Kepatuhan Terhadap Guru adalah Jalan Mencapai Puncak Ilmu Tertinggi

 

Sunan Kalijaga (Ilustrasi: Denny Hendrifika)
DAMARIOTIMES - Ada penggalan cerita menarik dari epos Mahabharata tentang kepatuhan seorang siswa terhadap Gurunya. Kepatuhan total tanpa kecurigaan sedikitpun. Kepatuhan tanpa prasangka negatif dan selalu husnudzon terhadap Gurunya.

Cerita tersebut terangkum dalam suluk Dewaruci gubahan Sunan Kalijaga yang ceritanya masih terjaga hingga sekarang. Karena di dalamnya mengandung nilai-nilai yang dipandang sangat mendidik.

Meski diceritakan dalam banyak versi, sehingga mengakibatkan  pemaknaan yang berbeda-beda dari setiap penulis, suluk Dewaruci tetap menarik untuk disimak karena sarat akan makna pembelajaran tentang kehidupan, utamanya tentang memuliakan Guru untuk memperoleh kesejatian ilmu.

Ilmu sejati yang dimaksud adalah sumber dari segala sumber ilmu yaitu Tuhan itu sendiri. Semakin mandalami samudra keilmuan maka semakin dekatkan pemahaman seorang hamba terhadap “keberadaan” Sang Pencipta.

Suluk, serat atau surat Dewaruci bercerita tentang perjalanan Bima (Werkudoro) dalam mencari air suci Perwita Sari yang konon air suci dapat membawa Bima bertemu dengan Tuhannya. Ia lalu menghadap pada sang Guru yaitu Rsi Durna yang dikenal sebagai Maha Guru bagi keluarga kerajaan Hastinapura.

Singkat cerita atas petunjuk dari sang Guru, Bima melakukan perjalanan mencari air suci Perwita sari di sebuah hutan lebat di daerah Hidimbawana yang dihuni bangsa raksasa pemangsa manusia. Semua saudaranya berusaha mencegah agar Bima urung mencari air suci tersebut, namun Bima menolak karena ia merasa wajib patuh terhadap Gurunya, Rsi Durna.

Akhirnya Bima memasuki hutan Hidimbawa sendirian dan serta merta menerima serangan dan teror dari para penghuninya yang merupakan sosok raksasa-raksasa pemangsa manusia. Bima melakukan perlawanan dan menewaskan banyak raksasa disana. Hidimba sang raksasa raja Hidimbawana pun menjadi sangat marah dan menantang duel Bimasatu lawan satu. Terjadilah pertempuran dasyat hidup mati selama sehari semalam yang menewaskan raja Hidimba.

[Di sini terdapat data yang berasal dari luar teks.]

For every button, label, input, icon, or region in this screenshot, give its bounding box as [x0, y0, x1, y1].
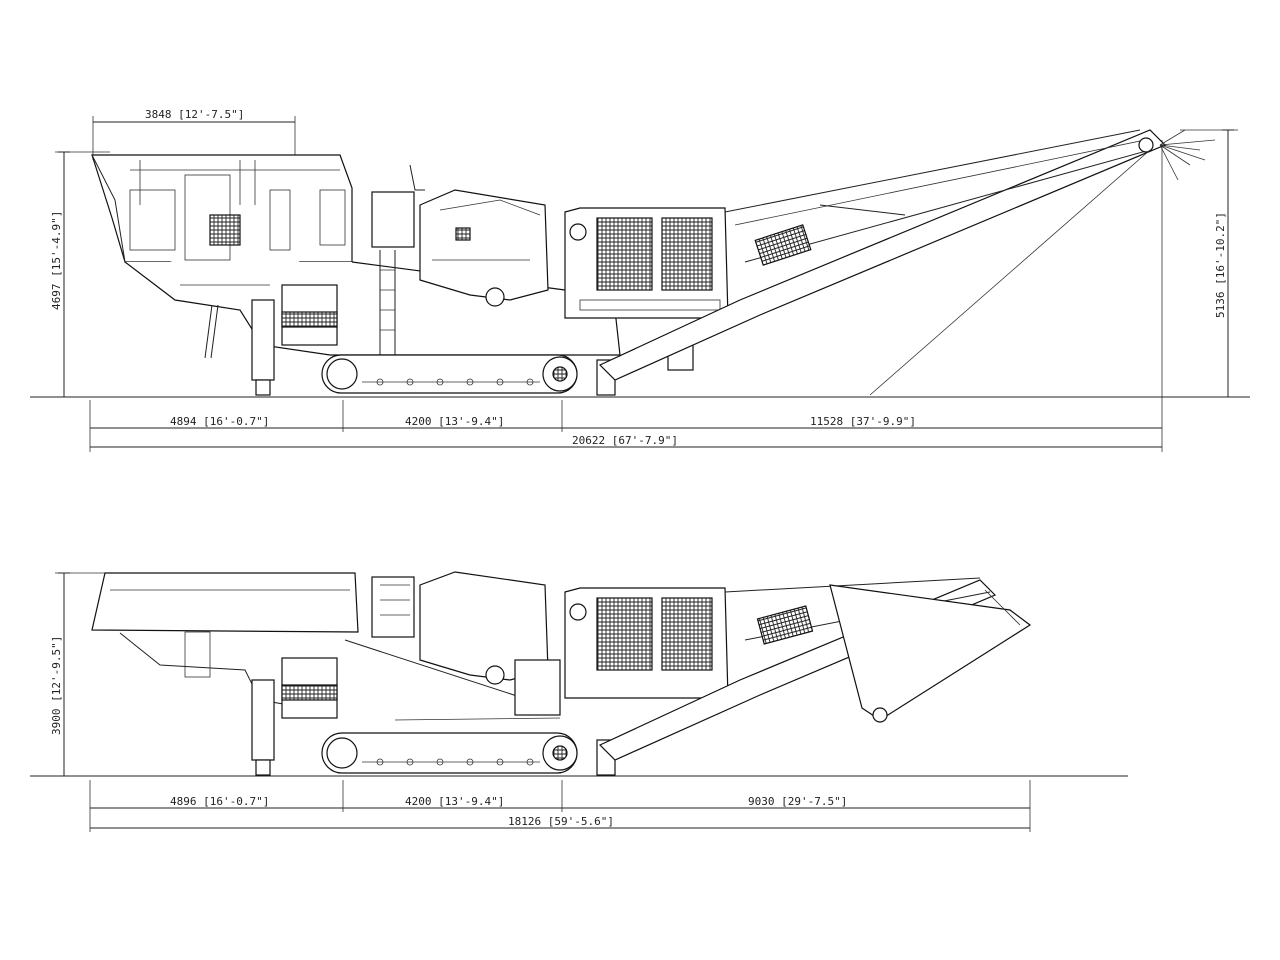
height-dimension: 4697 [15'-4.9"] [50, 151, 110, 398]
hopper-width-dim-label: 3848 [12'-7.5"] [145, 108, 244, 121]
rear-dim-label: 11528 [37'-9.9"] [810, 415, 916, 428]
front-dim-label: 4896 [16'-0.7"] [170, 795, 269, 808]
discharge-conveyor [598, 577, 1032, 761]
height-dim-label: 3900 [12'-9.5"] [50, 636, 63, 735]
length-dimensions: 4894 [16'-0.7"] 4200 [13'-9.4"] 11528 [3… [89, 140, 1163, 452]
transport-position-view: 3900 [12'-9.5"] 4896 [16'-0.7"] 4200 [13… [30, 571, 1128, 832]
track-dim-label: 4200 [13'-9.4"] [405, 795, 504, 808]
discharge-conveyor [598, 129, 1216, 396]
crusher-housing [371, 164, 549, 307]
rear-dim-label: 9030 [29'-7.5"] [748, 795, 847, 808]
working-position-view: 4697 [15'-4.9"] 3848 [12'-7.5"] 5136 [16… [30, 108, 1250, 452]
track-dim-label: 4200 [13'-9.4"] [405, 415, 504, 428]
conveyor-height-dimension: 5136 [16'-10.2"] [1180, 129, 1238, 398]
crusher-housing [344, 571, 561, 716]
height-dimension: 3900 [12'-9.5"] [50, 572, 110, 777]
crawler-track [321, 344, 694, 396]
front-dim-label: 4894 [16'-0.7"] [170, 415, 269, 428]
hopper-width-dimension: 3848 [12'-7.5"] [92, 108, 296, 160]
feed-hopper [91, 154, 353, 276]
length-dimensions: 4896 [16'-0.7"] 4200 [13'-9.4"] 9030 [29… [89, 780, 1031, 832]
power-unit [564, 587, 729, 699]
crawler-track [321, 717, 616, 776]
overall-length-dim-label: 18126 [59'-5.6"] [508, 815, 614, 828]
height-dim-label: 4697 [15'-4.9"] [50, 211, 63, 310]
feed-hopper [91, 572, 359, 776]
conveyor-height-dim-label: 5136 [16'-10.2"] [1214, 212, 1227, 318]
overall-length-dim-label: 20622 [67'-7.9"] [572, 434, 678, 447]
power-unit [564, 207, 729, 319]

Keperkasaan Bima diakui setelah membinasakan Hidimba. Setelah menikahi adik raja yang bernama Hidimbi, Bima menjadi raja Hidimbawana. Bima tinggal di Hidibawana sampai kelahiran Gatutkaca putranya yang pertama, kemudian ia kembali pulang ke Astinapura untuk menemui Gurunya, Rsi Durna.

Rsi Durna kaget atas kembalinya Bima di Hastinapura, yang disangkanya telah mati dimangsa para raksasa Hidimbawana. Sesampainya di Hastinapura Bima menghadap sang Guru dan menyampaikan permohonan maafnya karena dia tidak berhasil mendapatkan air suci Perwita Sari di Hidimbawana.

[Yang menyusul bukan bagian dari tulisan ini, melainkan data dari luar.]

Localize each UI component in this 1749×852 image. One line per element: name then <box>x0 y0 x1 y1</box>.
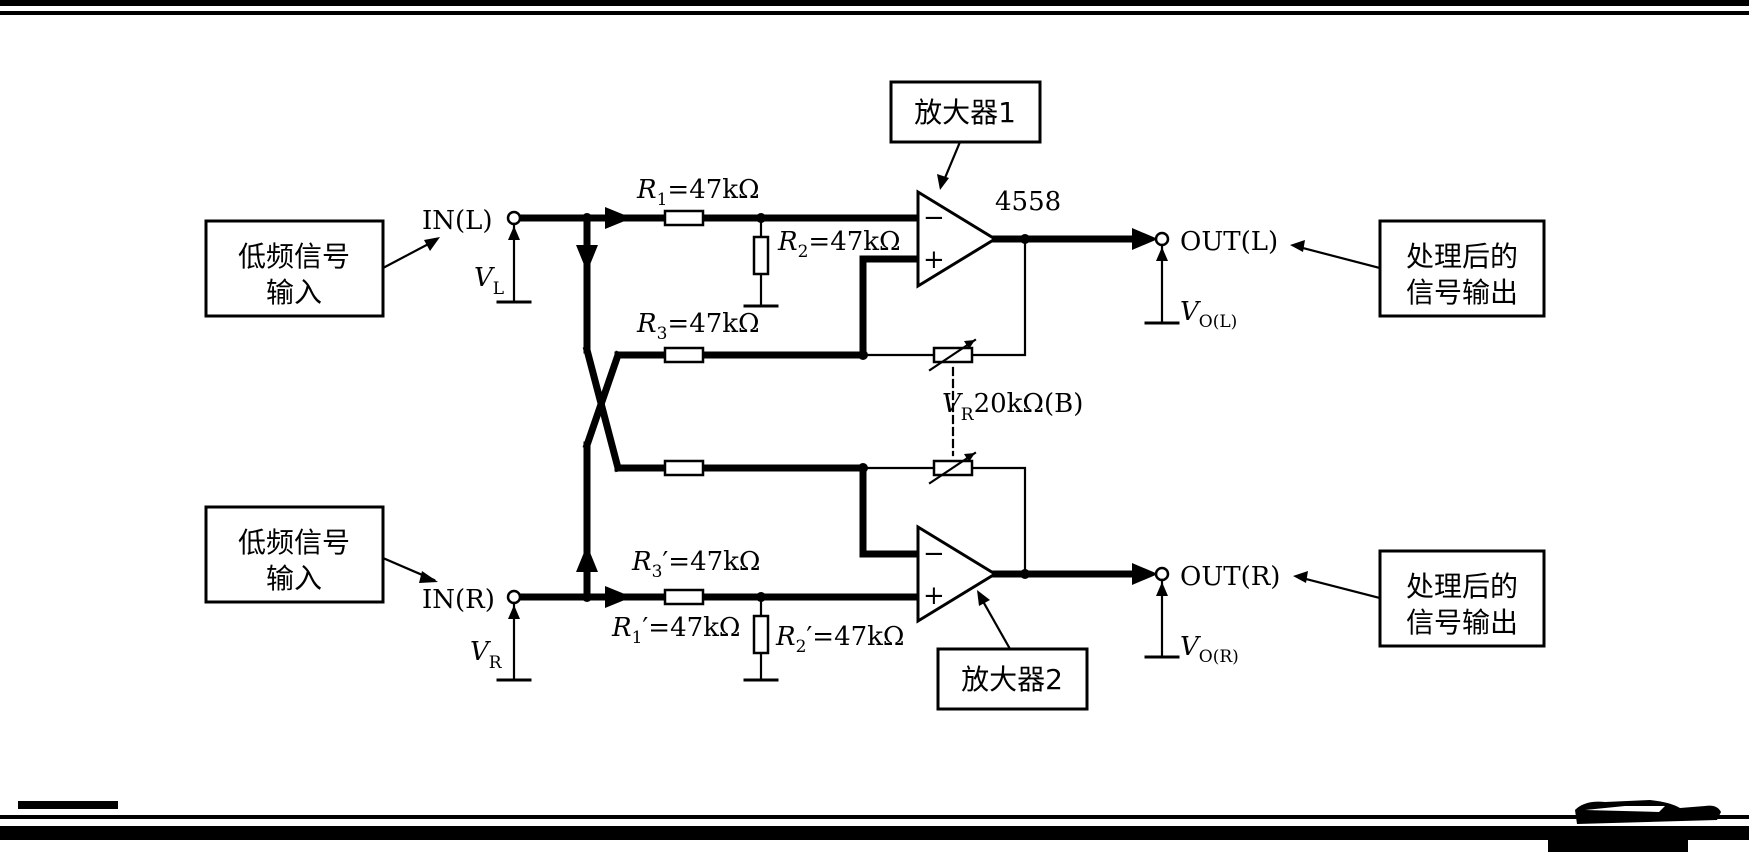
resistor-r3-lower <box>663 459 705 477</box>
output-terminal-left: OUT(L) VO(L) <box>1144 227 1278 332</box>
amplifier-2: − + <box>916 524 998 624</box>
svg-text:−: − <box>923 539 945 569</box>
resistor-r1: R1=47kΩ <box>636 175 760 227</box>
in-r-label: IN(R) <box>422 585 495 615</box>
svg-text:处理后的: 处理后的 <box>1406 570 1518 603</box>
callout-output-left: 处理后的 信号输出 <box>1290 219 1546 318</box>
wires <box>510 214 1139 601</box>
svg-text:输入: 输入 <box>266 562 322 595</box>
resistor-r2: R2=47kΩ <box>743 216 901 308</box>
callout-amp2: 放大器2 <box>936 590 1089 711</box>
svg-text:R2′=47kΩ: R2′=47kΩ <box>775 622 905 657</box>
vl-label: VL <box>474 263 504 299</box>
out-l-label: OUT(L) <box>1180 227 1278 257</box>
svg-text:放大器2: 放大器2 <box>961 663 1063 696</box>
resistor-r3-prime: R3′=47kΩ R1′=47kΩ <box>611 547 761 648</box>
svg-text:输入: 输入 <box>266 276 322 309</box>
svg-text:R3=47kΩ: R3=47kΩ <box>636 309 760 344</box>
svg-text:低频信号: 低频信号 <box>238 240 350 273</box>
vr-pot-label: VR20kΩ(B) <box>942 389 1083 425</box>
callout-output-right: 处理后的 信号输出 <box>1293 549 1546 648</box>
vol-label: VO(L) <box>1180 297 1237 332</box>
svg-text:R3′=47kΩ: R3′=47kΩ <box>631 547 761 582</box>
vr-in-label: VR <box>470 637 503 673</box>
amplifier-1: − + 4558 <box>916 187 1061 289</box>
svg-text:处理后的: 处理后的 <box>1406 240 1518 273</box>
callout-input-left: 低频信号 输入 <box>204 219 440 318</box>
callout-input-right: 低频信号 输入 <box>204 505 438 604</box>
svg-text:放大器1: 放大器1 <box>914 96 1016 129</box>
variable-resistor-bottom <box>928 451 977 485</box>
vor-label: VO(R) <box>1180 632 1239 667</box>
svg-text:低频信号: 低频信号 <box>238 526 350 559</box>
callout-amp1: 放大器1 <box>889 80 1042 190</box>
svg-text:R1′=47kΩ: R1′=47kΩ <box>611 613 741 648</box>
variable-resistor-top <box>928 338 977 372</box>
resistor-r3: R3=47kΩ <box>636 309 760 364</box>
chip-label: 4558 <box>995 187 1061 217</box>
svg-text:−: − <box>923 203 945 233</box>
svg-text:信号输出: 信号输出 <box>1406 606 1518 639</box>
svg-text:+: + <box>923 245 945 275</box>
signal-arrows <box>576 207 1158 608</box>
output-terminal-right: OUT(R) VO(R) <box>1144 562 1280 667</box>
svg-text:+: + <box>923 581 945 611</box>
svg-text:R2=47kΩ: R2=47kΩ <box>777 227 901 262</box>
resistor-r2-prime: R2′=47kΩ <box>743 595 905 682</box>
in-l-label: IN(L) <box>422 206 493 236</box>
input-terminal-right: IN(R) VR <box>422 585 532 682</box>
input-terminal-left: IN(L) VL <box>422 206 532 304</box>
svg-text:信号输出: 信号输出 <box>1406 276 1518 309</box>
out-r-label: OUT(R) <box>1180 562 1280 592</box>
svg-text:R1=47kΩ: R1=47kΩ <box>636 175 760 210</box>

Mengetahui bahwa Bima gagal memperoleh air suci Perwita Sari, selanjutnya Rsi Durna menugasi kembali Bima untukmencarinya di sebuah samudra dimana dua aliran air saling bertemu. Tanpa ragu-ragu Bima langsung menuju ketempat yang ditunjuk oleh Gurunya tersebut.

Begitu tiba dilokasi pertemuan dua aliran ditengah samudra, Bima disambut oleh naga raksasa penguasa samudra yang langsung menelannya bulat-bulat. Saat sang naga kembali masuk ke dalam samudra, Bima yang ternyata masih hidup langsung membelah perut sang naga dari dalam dengan kuku Pancanaka miliknya sehingga nag aitu mati.

Bima selamat dan berhasil dalam pertarungan dengan naga penguasa samudra, menepi di bibir pantai. Bima menjadi semakin bingung mengapa air Purwita Sari yang dikatakan oleh Gurunya tetap saja tidak ia temukan. Sedih dan takut mengecewakan Gurunya, ia terus merenung sambil berjalan menelusuri pantai hingga ia bertemu seseorang yang menurutnya sangat aneh.

Orang tersebut memiliki wujud sebagaimana wujud Bima namun dalam usia yang masih kanak-kanak. Bima bertanya siapa namanya?, namun hanya dijawab “aku adalah jagad yang kamu cari”. Lalu Bima dalam wujud anak-anak tersebut meminta Bima untuk masuk ketelinganya. Bima berkata, “bagaimana mungkin aku masuk kedalam dirimu, aku besar dan kamu sangat kecil?”. Namun pada akhirnya Bima masuk kedalam diri Bima kecil melalui telinganya. Bima kecil adalah Dewa Ruci atau wujud lain dari dewa Wisnu, dewa pengetahuan dan kebijaksanaan. Disanalah Bima menemukan “wujud’ Tuhan yang dicarinya, yang kemudian ia menyatu di dalam-Nya.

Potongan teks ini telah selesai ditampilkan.